I was now slumped on Kelly’s chair. She gave me an icy stare for usurping it and went across the room for a pea soup green model.
“I have a lawyer;” he continued, “everything is set up. I know I don’t have much time. If we can get the book done for my funeral; that’s what I’m aiming for. I want everyone who comes to get one. If I go before it’s done then my lawyer will review it to see it’s not some bag job. If it’s the way I want, you both get all I have—the properties, the investments, the business to do with as you please--everything I have. You’ll never have to lift a finger again if you don’t want to. You can stand by my coffin and shed a few tears for propriety’s sake if you want to but that’s not part of the bargain. It’s the book I want. It will be the icing on the cake. My funeral will be right on the car lot. It will be a celebration. Clowns, face-painting, high school bands, drawings for real prizes, deep discounts like the world has never seen—can you beat that for salesmanship! Even from the grave I’ll outsell Chicopee and Springfield Ford for the entire year. And to top it all off, they get a copy of my life story—signed if I can get my arm to work and live long enough.”

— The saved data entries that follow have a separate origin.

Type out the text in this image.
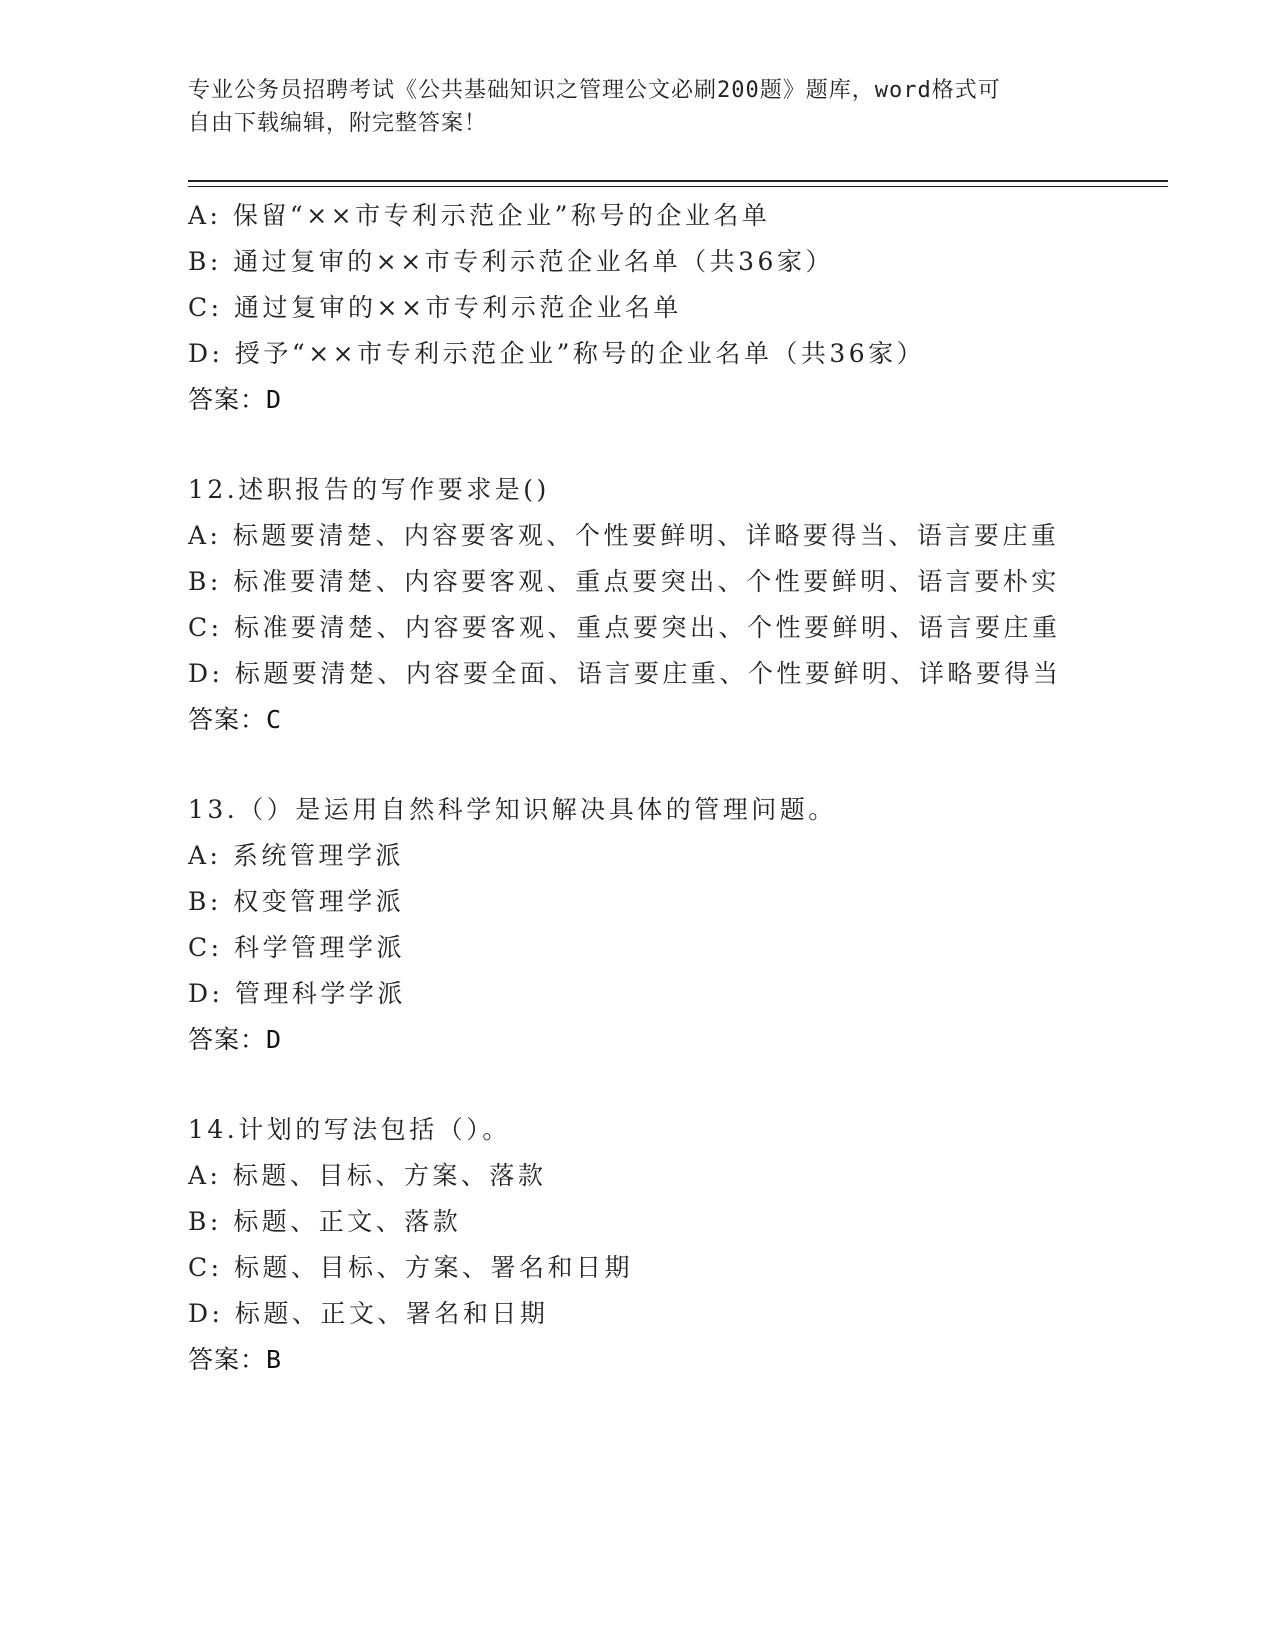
专业公务员招聘考试《公共基础知识之管理公文必刷200题》题库，word格式可
自由下载编辑，附完整答案！
A: 保留“××市专利示范企业”称号的企业名单
B: 通过复审的××市专利示范企业名单（共36家）
C: 通过复审的××市专利示范企业名单
D: 授予“××市专利示范企业”称号的企业名单（共36家）
答案：D
12.述职报告的写作要求是()
A: 标题要清楚、内容要客观、个性要鲜明、详略要得当、语言要庄重
B: 标准要清楚、内容要客观、重点要突出、个性要鲜明、语言要朴实
C: 标准要清楚、内容要客观、重点要突出、个性要鲜明、语言要庄重
D: 标题要清楚、内容要全面、语言要庄重、个性要鲜明、详略要得当
答案：C
13.（）是运用自然科学知识解决具体的管理问题。
A: 系统管理学派
B: 权变管理学派
C: 科学管理学派
D: 管理科学学派
答案：D
14.计划的写法包括（）。
A: 标题、目标、方案、落款
B: 标题、正文、落款
C: 标题、目标、方案、署名和日期
D: 标题、正文、署名和日期
答案：B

My literary future flashed in front of me. Could I summon the muses of my idealistic youth once again? Would I be able to own and edit a literary review devoted to the best American prose and poetry? I even imagined myself living in this part of Massachusetts . Edith Wharton’s “The Mount” and Melville’s “Arrowhead” as my neighbors and in the summers Tanglewood and Jacobs Pillow. I looked at Kelly. She shrugged. The pills she’d taken to face the day were wearing off, and she looked droopy-eyed. It was just past eleven.
“My laptop’s in the car. I’ll need some basics from you now. Tomorrow I’ll be back with two assistants. They’ll go out to check on the facts you give me as well as do interviews and take photos. If you’re up to it we can be done in ten days to two weeks. It would be quicker to have it published by a private press. They’ll work on the cover design, font style, formatting, etc.”
Kelly added her two cents. “Before he writes anything we’ll need the lawyer’s name and written assurances.”
Sam the Man Seaver had closed his eyes and was resting. Beneath that huge honker of his a slight smile was forming. No doubt he was daydreaming about the big day to come on earth as it is in heaven.